ALLORA METTIAMO ORDINE. Anche la pandemia può essere un evento traumatico perché interrompe lo stile di vita delle persone. Ma fortunatamente il trauma è un concetto relazionale co-determinato dall’interazione di più fattori. Di conseguenza, sfatiamo le seguenti bufale. Se un bambino manifesta malessere per via della quarantena non è detto che sia sempre colpa del genitore. Se un genitore chiede di fare uscire il figlio per qualche minuto non vuol dire che non abbia voglia di prendersene cura perché è troppo faticoso farlo. Se un bambino esce da casa non diventa l’agente causale della pandemia.

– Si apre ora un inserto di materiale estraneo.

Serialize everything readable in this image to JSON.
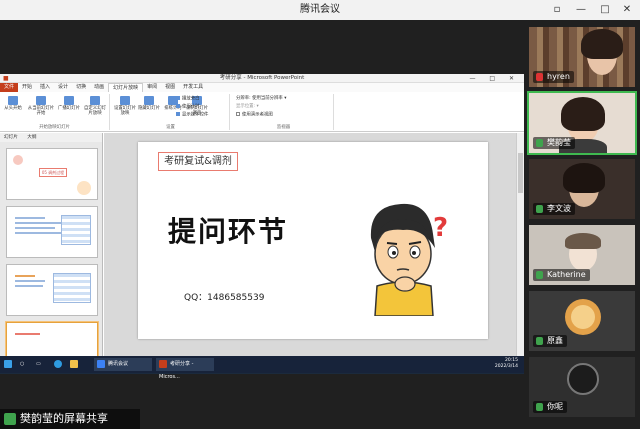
{
  "meeting": {
    "title": "腾讯会议",
    "share_banner": "樊韵莹的屏幕共享"
  },
  "ppt": {
    "window_title": "考研分享 - Microsoft PowerPoint",
    "tabs": [
      "文件",
      "开始",
      "插入",
      "设计",
      "切换",
      "动画",
      "幻灯片放映",
      "审阅",
      "视图",
      "开发工具"
    ],
    "active_tab": "幻灯片放映",
    "ribbon_groups": [
      {
        "label": "开始放映幻灯片",
        "buttons": [
          "从头开始",
          "从当前幻灯片开始",
          "广播幻灯片",
          "自定义幻灯片放映"
        ]
      },
      {
        "label": "设置",
        "buttons": [
          "设置幻灯片放映",
          "隐藏幻灯片",
          "排练计时",
          "录制幻灯片演示"
        ]
      },
      {
        "label": "监视器",
        "checks": [
          "播放旁白",
          "使用计时",
          "显示媒体控件"
        ]
      }
    ],
    "monitor": {
      "resolution_label": "分辨率:",
      "resolution_value": "使用当前分辨率",
      "show_on": "显示位置:",
      "presenter_view": "使用演示者视图"
    },
    "thumb_tabs": [
      "幻灯片",
      "大纲"
    ],
    "thumb_badge": "05 调剂过程",
    "slide": {
      "tag": "考研复试&调剂",
      "heading": "提问环节",
      "qq": "QQ：1486585539"
    },
    "status": {
      "left": "幻灯片 第 18 张，共 19 张   \"第一PPT, www.1ppt.com\"   中文(中国)",
      "zoom": "71%"
    }
  },
  "taskbar": {
    "items": [
      "腾讯会议",
      "考研分享 - Micros..."
    ],
    "time": "20:15",
    "date": "2022/3/14"
  },
  "participants": [
    {
      "name": "hyren",
      "mic": "off"
    },
    {
      "name": "樊韵莹",
      "mic": "on"
    },
    {
      "name": "李文波",
      "mic": "on"
    },
    {
      "name": "Katherine",
      "mic": "on"
    },
    {
      "name": "原鑫",
      "mic": "on"
    },
    {
      "name": "你呢",
      "mic": "on"
    }
  ],
  "colors": {
    "ppt_accent": "#c43e1c",
    "mic_on": "#3fa34d",
    "mic_off": "#dd3333",
    "taskbar": "#17233a"
  }
}
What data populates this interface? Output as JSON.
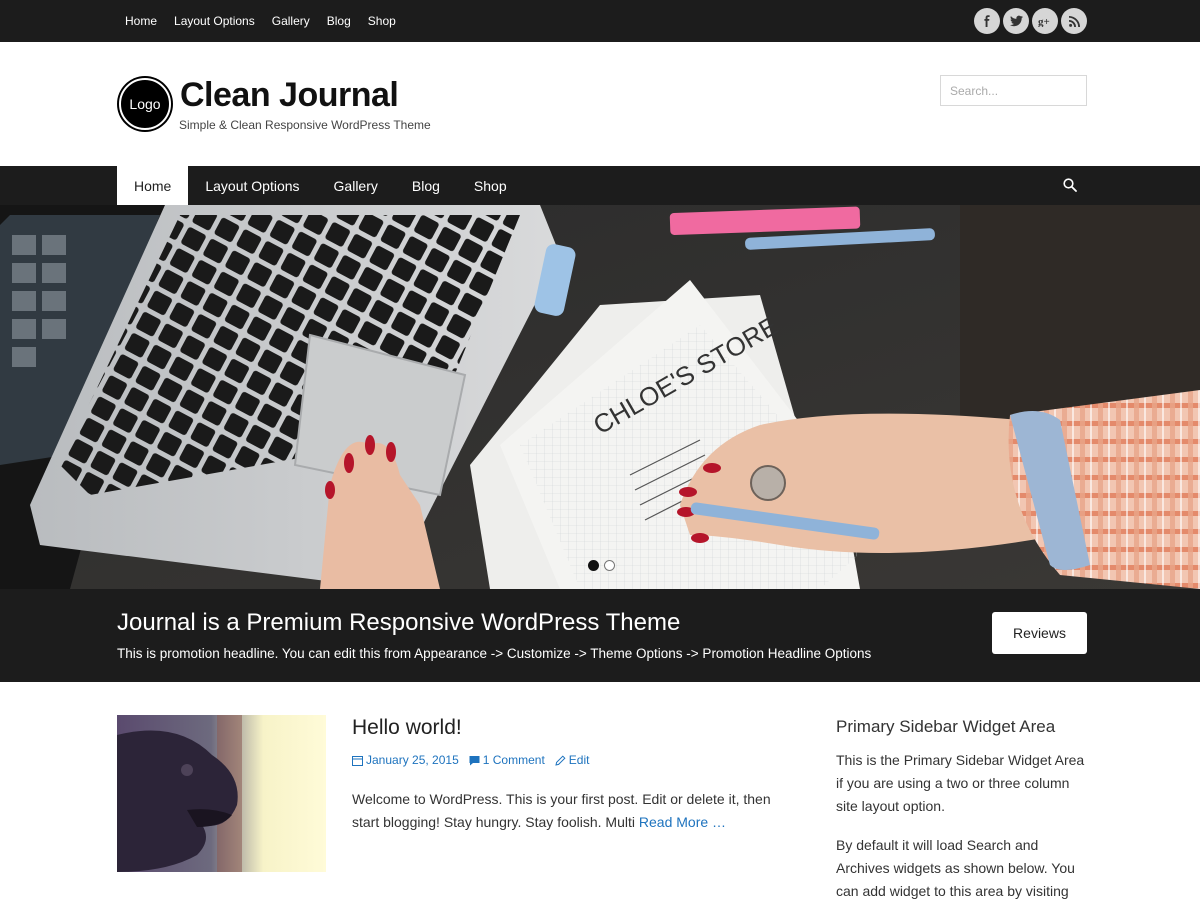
{
  "top_bar": {
    "nav": [
      "Home",
      "Layout Options",
      "Gallery",
      "Blog",
      "Shop"
    ],
    "social": [
      {
        "icon": "facebook-icon",
        "glyph": "f"
      },
      {
        "icon": "twitter-icon",
        "glyph": "t"
      },
      {
        "icon": "google-plus-icon",
        "glyph": "g+"
      },
      {
        "icon": "rss-icon",
        "glyph": "rss"
      }
    ]
  },
  "header": {
    "logo_text": "Logo",
    "site_title": "Clean Journal",
    "tagline": "Simple & Clean Responsive WordPress Theme",
    "search_placeholder": "Search..."
  },
  "main_nav": {
    "items": [
      "Home",
      "Layout Options",
      "Gallery",
      "Blog",
      "Shop"
    ],
    "active": "Home"
  },
  "slider": {
    "dots": 2,
    "active_dot": 1
  },
  "promotion": {
    "title": "Journal is a Premium Responsive WordPress Theme",
    "subtitle": "This is promotion headline. You can edit this from Appearance -> Customize -> Theme Options -> Promotion Headline Options",
    "button_label": "Reviews"
  },
  "post": {
    "title": "Hello world!",
    "date": "January 25, 2015",
    "comments": "1 Comment",
    "edit": "Edit",
    "excerpt": "Welcome to WordPress. This is your first post. Edit or delete it, then start blogging! Stay hungry. Stay foolish. Multi",
    "read_more": "Read More …"
  },
  "sidebar": {
    "title": "Primary Sidebar Widget Area",
    "text1": "This is the Primary Sidebar Widget Area if you are using a two or three column site layout option.",
    "text2": "By default it will load Search and Archives widgets as shown below. You can add widget to this area by visiting your"
  },
  "colors": {
    "bar_bg": "#1c1c1c",
    "link": "#1e73be",
    "social_bg": "#d6d6d6"
  }
}
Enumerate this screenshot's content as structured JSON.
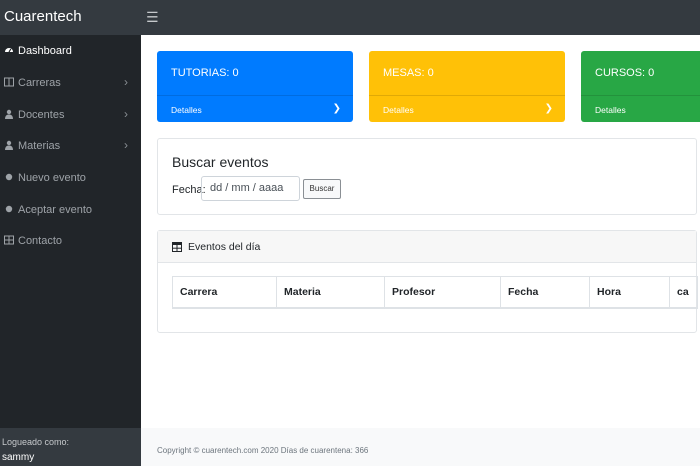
{
  "app": {
    "brand": "Cuarentech"
  },
  "sidebar": {
    "items": [
      {
        "label": "Dashboard",
        "icon": "dashboard-icon",
        "active": true
      },
      {
        "label": "Carreras",
        "icon": "columns-icon",
        "expandable": true
      },
      {
        "label": "Docentes",
        "icon": "user-icon",
        "expandable": true
      },
      {
        "label": "Materias",
        "icon": "user-icon",
        "expandable": true
      },
      {
        "label": "Nuevo evento",
        "icon": "dot-icon"
      },
      {
        "label": "Aceptar evento",
        "icon": "dot-icon"
      },
      {
        "label": "Contacto",
        "icon": "columns-icon"
      }
    ],
    "footer": {
      "logged_label": "Logueado como:",
      "username": "sammy"
    }
  },
  "cards": [
    {
      "title": "TUTORIAS: 0",
      "details": "Detalles",
      "color": "#007bff"
    },
    {
      "title": "MESAS: 0",
      "details": "Detalles",
      "color": "#ffc107"
    },
    {
      "title": "CURSOS: 0",
      "details": "Detalles",
      "color": "#28a745"
    }
  ],
  "search": {
    "title": "Buscar eventos",
    "fecha_label": "Fecha:",
    "date_placeholder": "dd / mm / aaaa",
    "button_label": "Buscar"
  },
  "events": {
    "title": "Eventos del día",
    "columns": [
      "Carrera",
      "Materia",
      "Profesor",
      "Fecha",
      "Hora",
      "ca"
    ]
  },
  "footer": {
    "text": "Copyright © cuarentech.com 2020  Días de cuarentena: 366"
  }
}
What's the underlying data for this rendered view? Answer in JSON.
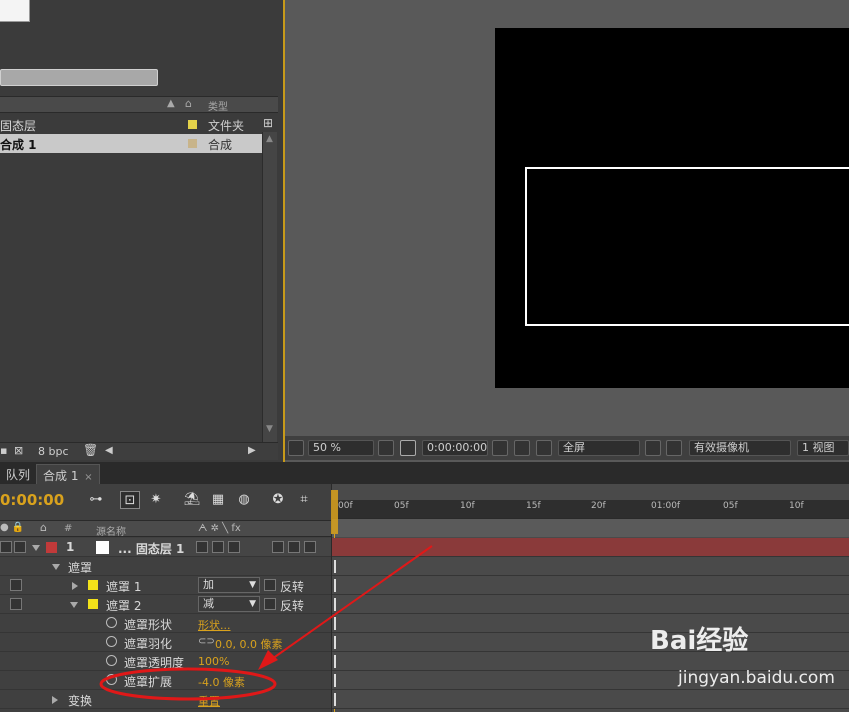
{
  "project": {
    "columns": {
      "type": "类型"
    },
    "items": [
      {
        "name": "固态层",
        "type": "文件夹",
        "color": "#e4d24a"
      },
      {
        "name": "合成 1",
        "type": "合成",
        "color": "#c8b48a"
      }
    ],
    "bottom": {
      "bpc": "8 bpc"
    }
  },
  "viewer": {
    "zoom": "50 %",
    "timecode": "0:00:00:00",
    "resolution": "全屏",
    "camera": "有效摄像机",
    "views": "1 视图"
  },
  "timeline": {
    "tabs": [
      "队列",
      "合成 1"
    ],
    "close_glyph": "×",
    "current_time": "0:00:00",
    "col_source": "源名称",
    "col_hash": "#",
    "col_switches": "ᗅ ✲ ╲ fx",
    "ruler": [
      "00f",
      "05f",
      "10f",
      "15f",
      "20f",
      "01:00f",
      "05f",
      "10f"
    ],
    "layer": {
      "index": "1",
      "name": "... 固态层 1",
      "color": "#c13a3a"
    },
    "masks_group": "遮罩",
    "masks": [
      {
        "name": "遮罩 1",
        "mode": "加",
        "invert": "反转"
      },
      {
        "name": "遮罩 2",
        "mode": "减",
        "invert": "反转"
      }
    ],
    "properties": [
      {
        "name": "遮罩形状",
        "value": "形状..."
      },
      {
        "name": "遮罩羽化",
        "value": "0.0, 0.0 像素"
      },
      {
        "name": "遮罩透明度",
        "value": "100%"
      },
      {
        "name": "遮罩扩展",
        "value": "-4.0 像素"
      }
    ],
    "transform": {
      "name": "变换",
      "value": "重置"
    }
  },
  "watermark": {
    "brand": "Bai经验",
    "url": "jingyan.baidu.com"
  },
  "colors": {
    "accent": "#d9a21d",
    "annotation": "#e01818",
    "layer_bar": "#8a3a3a"
  }
}
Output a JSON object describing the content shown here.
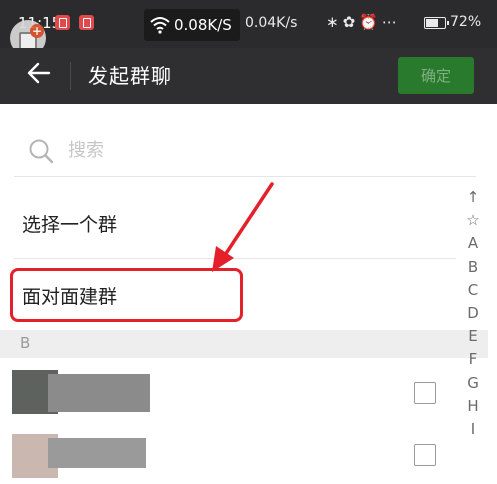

Ciò che è veramente pericoloso non è quindi l’uscita da casa per qualche decina di minuti di quei pochissimi bambini che vivono in Italia ma la presenza in molti adulti del meccanismo di difesa della scissione che favorisce percezioni persecutorie della realtà.
No. Non andrà tutto bene se si continuerà a odiare il nostro futuro.